Gardner Family Health Network has a mobile clinic that remains on site at the camp as part of the health provider’s mobile fleet, which links up with stationary clinics between here and San Jose. The coordinated effort serves about 20,000 people throughout southern Santa Clara County. Gardner CEO Reymundo Espinoza said Wednesday he was aware of the camp’s impending opening, but Espinoza and the school district’s nurse said there was nothing to really do until someone reported symptoms, and then they would be treated like anyone else who requests it.
Alexiou agreed.
“We don’t particularly have to worry about somebody coming in because it’s already here, but what we really want to do is find people with high fever and symptoms and get them tested so we can start those measures that will help us limit the spread,” she said.

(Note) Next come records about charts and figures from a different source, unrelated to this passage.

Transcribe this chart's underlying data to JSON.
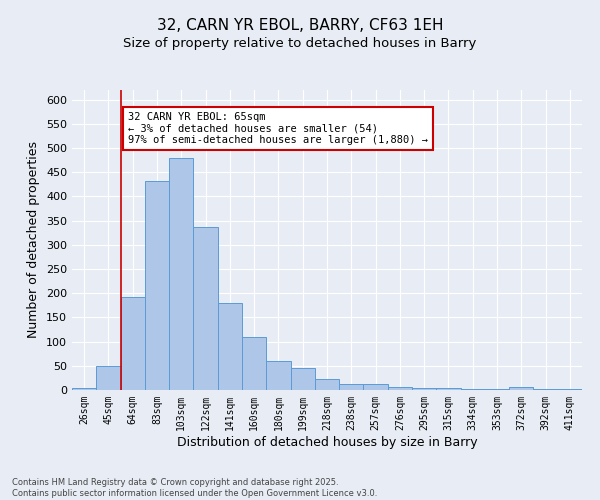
{
  "title": "32, CARN YR EBOL, BARRY, CF63 1EH",
  "subtitle": "Size of property relative to detached houses in Barry",
  "xlabel": "Distribution of detached houses by size in Barry",
  "ylabel": "Number of detached properties",
  "categories": [
    "26sqm",
    "45sqm",
    "64sqm",
    "83sqm",
    "103sqm",
    "122sqm",
    "141sqm",
    "160sqm",
    "180sqm",
    "199sqm",
    "218sqm",
    "238sqm",
    "257sqm",
    "276sqm",
    "295sqm",
    "315sqm",
    "334sqm",
    "353sqm",
    "372sqm",
    "392sqm",
    "411sqm"
  ],
  "values": [
    5,
    50,
    192,
    432,
    480,
    337,
    180,
    110,
    60,
    45,
    22,
    12,
    12,
    7,
    5,
    4,
    3,
    2,
    6,
    2,
    3
  ],
  "bar_color": "#aec6e8",
  "bar_edge_color": "#5b9bd5",
  "ylim": [
    0,
    620
  ],
  "yticks": [
    0,
    50,
    100,
    150,
    200,
    250,
    300,
    350,
    400,
    450,
    500,
    550,
    600
  ],
  "red_line_index": 2,
  "annotation_text": "32 CARN YR EBOL: 65sqm\n← 3% of detached houses are smaller (54)\n97% of semi-detached houses are larger (1,880) →",
  "annotation_box_color": "#ffffff",
  "annotation_box_edge": "#cc0000",
  "footnote": "Contains HM Land Registry data © Crown copyright and database right 2025.\nContains public sector information licensed under the Open Government Licence v3.0.",
  "background_color": "#e8edf5",
  "grid_color": "#ffffff",
  "title_fontsize": 11,
  "subtitle_fontsize": 9.5
}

Councilman Perry Woodward is down in Mexico with his wife and two young children in Cabo San Lucas, which sits at the southern tip of the Baja Peninsula. The professional pilot with a private plane based in San Martin took a commercial flight to Mexico Monday before the CDC issued travel precautions, though customs officials at the airport where he landed Monday wore surgical masks, Woodward said.
“People here are still partying,” Woodward said from his hotel Wednesday evening. Crowds at restaurants and around his hotel’s pool area seemed reduced by about half compared to his past visits throughout the past decade, Woodward said. “Usually during this time of the year, there are a lot of people here.”
“We’re mostly cut off from mainstream, and there’s been no indication whatsoever here that anybody’s sick, or that there’s anything to be worried about,” Woodward said. “Obviously, though, I’m concerned because I have two small children. I’m not looking forward getting on an airplane, and in hindsight I would’ve brought my own plane.”
Still, with 85 degree weather and azure skies, “The conditions down here couldn’t be finer,” Woodward said.
Carl Honaker, the director of Santa Clara County airports who oversees the South County Airport in San Martin, said employees there were washing their hands and being cautious like everyone else, but staff there really have no direct exposure to flights from Mexico because pilots must check in with customs near San Diego before flying farther north, he said.
“We don’t have an influx of people coming in from Mexico, and any flights from Mexico have to land and clear customs at other airports before coming to South County,” Honaker said. “We don’t really concern ourselves too much with that.”